Unfortunately, policy moves slowly, while the market moves fast. Affordable housing programs, including the Low Income Housing Tax Credit, struggle to keep pace with escalating land prices. Existing guidelines don’t always prevent affordable developments from being sited near heavy industrial uses, nor do they adequately account for the long-term impacts of nearby data centers. The result is a patchwork approach that risks prioritizing short-term economic headlines over long-term community stability.

The bigger question

None of this is an argument against AI or technology. Texas’s emergence as a data center powerhouse is, in many ways, a success story. Investment is flowing, and infrastructure is expanding. The state is positioning itself at the center of a transformative global industry. But growth without guardrails has consequences. The question Texas now faces is not whether to embrace AI. It already has.

The big question is whether the state can manage all this growth without sacrificing its defining promise: that a middle-class family can still afford a home. When land once meant for neighborhoods is absorbed by server farms, when water meant for people cools machines, and when housing policy trails behind industrial expansion—the imbalance becomes hard to ignore. Or, as Texans might put it: you can ride a good horse hard, but not forever.

What comes next?

A more balanced approach is possible. Thoughtful land-use planning, clearer reporting on water and energy use, stronger protections for residential development, and incentives for mixed-use infrastructure could allow Texas to lead in AI without sacrificing its housing foundation. That will require coordination among state leaders, local governments, developers, and communities, as well as a willingness to ask hard questions before the next land deal vanishes overnight. Texas has always believed in building for the future. The challenge now is ensuring that the future still has room for families, not just machines.
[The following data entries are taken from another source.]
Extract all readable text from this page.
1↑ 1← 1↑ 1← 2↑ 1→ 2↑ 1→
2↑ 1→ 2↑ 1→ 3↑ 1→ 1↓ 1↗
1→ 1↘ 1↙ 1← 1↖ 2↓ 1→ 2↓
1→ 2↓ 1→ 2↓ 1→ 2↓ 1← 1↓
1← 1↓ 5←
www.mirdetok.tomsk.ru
Data centers drink water like a small Texas town.
A hyperscale data center can use ~550,000 gallons of water per day, about what 30,000 to 50,000 people use in their daily lives. And they burn electricity like there’s no tomorrow.
These places pull 50 to 150 megawatts, sometimes more.
A 100 MW data center consumes as much power as 70,000 to 80,000 homes annually.

Bottom line

A giant data warehouse costs more than a billion bucks, drinks like a town, and powers itself like a city. That’s not a server room. That’s an industrial-sized beast. It’s no longer a question of if. It’s happening. And I know a few guys who might just become billionaires selling off thousands of acres to data centers. Land that was originally earmarked for housing.